Most drew only silence in response, that famous “silence of God” that haunted director Ingmar Bergman. From that silence they deduced that praying with the oldest known prayer – “Help me!” – was a waste of time. And shrugged, they resolved that it wasn’t worth it. Others, failing to reconcile a God who claims to be a Good Father with the existence of evil in the world, above all the suffering of children and injusticethey ruled that it is all chatter invented by priests to keep people on their knees.

Nino Manfredi was one of the evil-in-the-world skeptics: it was pointed out to him that precisely what he was complaining about proved the so-called Original Sin according to the Catholic narrative; either it was explained in this way or it was not explained at all; we were created for joy, so pain makes us sick. But it was a very old story: in the Middle Ages the Cathars solved the problem by saying that there were two of God, one good and one bad; the bad one had imprisoned the souls in matter, therefore these had to be freed by suicide. But the reasons are seven billion, as many as we are.

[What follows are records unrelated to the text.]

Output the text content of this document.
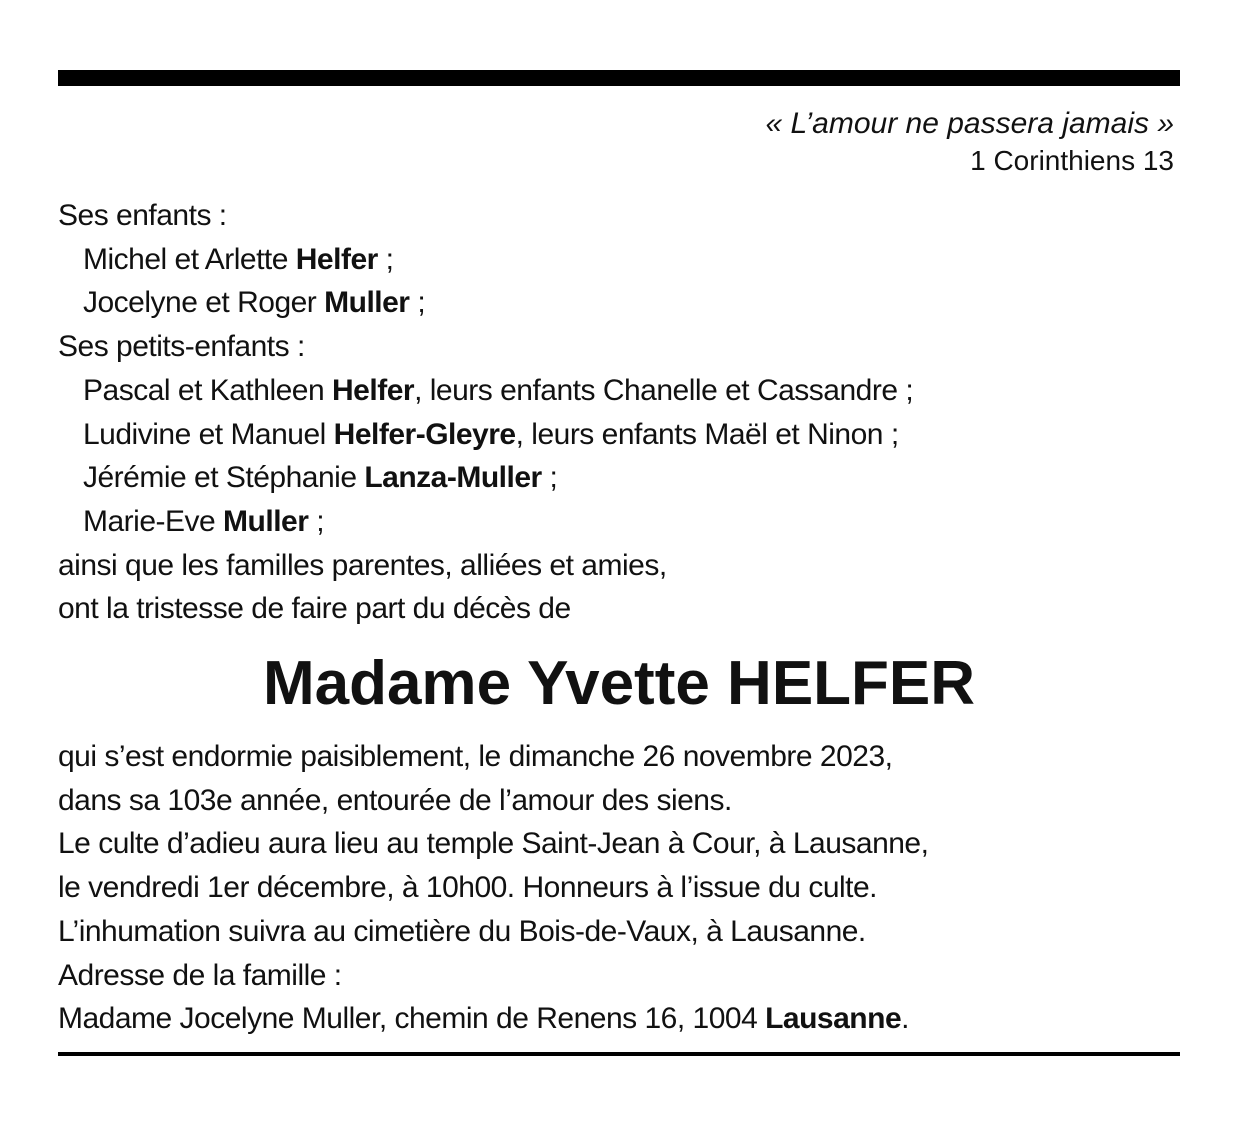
« L’amour ne passera jamais »
1 Corinthiens 13
Ses enfants :
Michel et Arlette Helfer ;
Jocelyne et Roger Muller ;
Ses petits-enfants :
Pascal et Kathleen Helfer, leurs enfants Chanelle et Cassandre ;
Ludivine et Manuel Helfer-Gleyre, leurs enfants Maël et Ninon ;
Jérémie et Stéphanie Lanza-Muller ;
Marie-Eve Muller ;
ainsi que les familles parentes, alliées et amies,
ont la tristesse de faire part du décès de
Madame Yvette HELFER
qui s’est endormie paisiblement, le dimanche 26 novembre 2023,
dans sa 103e année, entourée de l’amour des siens.
Le culte d’adieu aura lieu au temple Saint-Jean à Cour, à Lausanne,
le vendredi 1er décembre, à 10h00. Honneurs à l’issue du culte.
L’inhumation suivra au cimetière du Bois-de-Vaux, à Lausanne.
Adresse de la famille :
Madame Jocelyne Muller, chemin de Renens 16, 1004 Lausanne.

This is why I recommend a film that is currently shooting in theaters, Father Stu, with a highly respected cast: Mark Wahlberg, Mel Gibson and Malcolm McDowell. It is based on the true story of a drifter from the American proletariat: alcoholic father, broken family, no studies, no art, no part, in short, the true face of the American dream. As many like him he tries boxing, but he has to leave because his health does not allow him. He goes to be a salesman, of course, and falls in love with a Mexican girl. But she is very Catholic and he, for her sake, accepts baptism. Power of the sacrament (or suggestion? Boh; in any case he is certainly not the type), Stuart, Stu for friends, takes it seriously. So serious that he wants to be a priest, breaking her heart. Not only that: he has to fight, because, given his past, the bishop does not want him. But he does so much and he says so much that in the end the curia gives in to his genuine enthusiasm.

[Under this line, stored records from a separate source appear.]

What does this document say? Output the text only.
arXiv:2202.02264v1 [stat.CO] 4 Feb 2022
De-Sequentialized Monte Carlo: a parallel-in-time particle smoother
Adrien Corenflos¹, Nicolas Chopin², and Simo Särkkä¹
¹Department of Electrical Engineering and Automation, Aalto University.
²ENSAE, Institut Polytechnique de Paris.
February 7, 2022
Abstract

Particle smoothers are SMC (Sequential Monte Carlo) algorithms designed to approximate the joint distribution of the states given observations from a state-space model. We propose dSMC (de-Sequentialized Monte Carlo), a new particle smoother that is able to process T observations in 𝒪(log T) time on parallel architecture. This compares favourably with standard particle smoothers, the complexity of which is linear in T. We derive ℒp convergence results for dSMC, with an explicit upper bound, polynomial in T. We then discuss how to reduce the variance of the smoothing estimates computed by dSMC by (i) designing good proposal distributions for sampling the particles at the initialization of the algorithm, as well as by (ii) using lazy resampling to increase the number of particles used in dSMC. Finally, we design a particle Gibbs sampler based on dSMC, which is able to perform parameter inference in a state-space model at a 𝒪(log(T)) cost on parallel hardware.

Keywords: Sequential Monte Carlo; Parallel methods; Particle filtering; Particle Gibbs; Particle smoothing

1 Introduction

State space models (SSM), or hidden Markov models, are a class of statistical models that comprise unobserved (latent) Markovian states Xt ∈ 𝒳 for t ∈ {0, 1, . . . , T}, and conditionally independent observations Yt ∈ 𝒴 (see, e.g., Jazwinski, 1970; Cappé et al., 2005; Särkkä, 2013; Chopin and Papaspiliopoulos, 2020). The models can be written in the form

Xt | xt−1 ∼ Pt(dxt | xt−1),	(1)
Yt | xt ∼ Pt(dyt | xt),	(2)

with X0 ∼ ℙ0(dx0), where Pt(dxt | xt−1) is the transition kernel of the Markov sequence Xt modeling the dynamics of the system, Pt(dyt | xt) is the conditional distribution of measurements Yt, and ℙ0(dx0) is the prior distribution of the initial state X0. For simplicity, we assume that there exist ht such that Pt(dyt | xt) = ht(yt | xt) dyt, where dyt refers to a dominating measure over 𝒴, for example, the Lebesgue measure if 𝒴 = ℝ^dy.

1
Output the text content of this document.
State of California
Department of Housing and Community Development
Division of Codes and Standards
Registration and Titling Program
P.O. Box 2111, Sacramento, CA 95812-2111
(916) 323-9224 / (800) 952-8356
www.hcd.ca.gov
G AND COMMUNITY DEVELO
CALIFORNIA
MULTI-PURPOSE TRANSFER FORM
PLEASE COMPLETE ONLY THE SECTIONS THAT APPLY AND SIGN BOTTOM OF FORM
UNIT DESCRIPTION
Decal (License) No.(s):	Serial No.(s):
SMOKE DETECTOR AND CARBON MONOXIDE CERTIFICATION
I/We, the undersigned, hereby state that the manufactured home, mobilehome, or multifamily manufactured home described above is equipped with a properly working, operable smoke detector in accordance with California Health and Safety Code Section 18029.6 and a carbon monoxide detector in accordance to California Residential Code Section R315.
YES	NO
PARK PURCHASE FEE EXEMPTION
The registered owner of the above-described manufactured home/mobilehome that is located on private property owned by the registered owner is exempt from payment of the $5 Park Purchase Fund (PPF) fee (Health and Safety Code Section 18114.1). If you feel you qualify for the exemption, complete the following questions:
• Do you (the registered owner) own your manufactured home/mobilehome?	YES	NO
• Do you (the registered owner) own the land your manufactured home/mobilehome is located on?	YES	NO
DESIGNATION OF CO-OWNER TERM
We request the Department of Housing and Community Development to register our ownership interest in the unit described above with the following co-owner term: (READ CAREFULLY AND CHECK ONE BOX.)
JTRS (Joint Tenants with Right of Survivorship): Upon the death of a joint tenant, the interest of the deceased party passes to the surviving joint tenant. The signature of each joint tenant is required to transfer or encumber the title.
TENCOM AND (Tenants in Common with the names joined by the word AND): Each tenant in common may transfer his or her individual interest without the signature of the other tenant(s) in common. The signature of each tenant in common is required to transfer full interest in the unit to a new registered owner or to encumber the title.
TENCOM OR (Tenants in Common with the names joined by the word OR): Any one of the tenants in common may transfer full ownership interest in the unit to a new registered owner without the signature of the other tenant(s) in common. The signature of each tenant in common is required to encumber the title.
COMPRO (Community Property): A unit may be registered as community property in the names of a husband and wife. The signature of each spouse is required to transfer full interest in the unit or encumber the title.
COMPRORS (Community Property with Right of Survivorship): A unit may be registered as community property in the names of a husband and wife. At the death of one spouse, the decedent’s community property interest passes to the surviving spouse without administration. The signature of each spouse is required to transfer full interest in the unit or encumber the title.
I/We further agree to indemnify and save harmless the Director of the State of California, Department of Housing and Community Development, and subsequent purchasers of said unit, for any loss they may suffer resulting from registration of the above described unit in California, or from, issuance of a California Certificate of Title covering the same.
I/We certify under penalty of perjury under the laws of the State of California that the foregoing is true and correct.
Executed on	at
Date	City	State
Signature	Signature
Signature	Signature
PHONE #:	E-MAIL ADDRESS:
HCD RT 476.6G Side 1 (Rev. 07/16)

And here’s the heinous joke: a rare disease similar to ALS. He has little to live and that little in a wheelchair. The scene in which, desperate, he throws himself at the foot of the Crucifix insulting him would deserve the Oscar to Mark Wahlberg, were it not that in Hollywood, as is well known, they are from a completely different parish. Stu feels, rightly, mocked. But how, I gave you everything and you do this to me? Because? Yes, the question of the questions: why? why me? The latter is the real question, since only when fate falls on the our boss becomes essential to have an answer. For the rest, watch the movie. For once, an important film.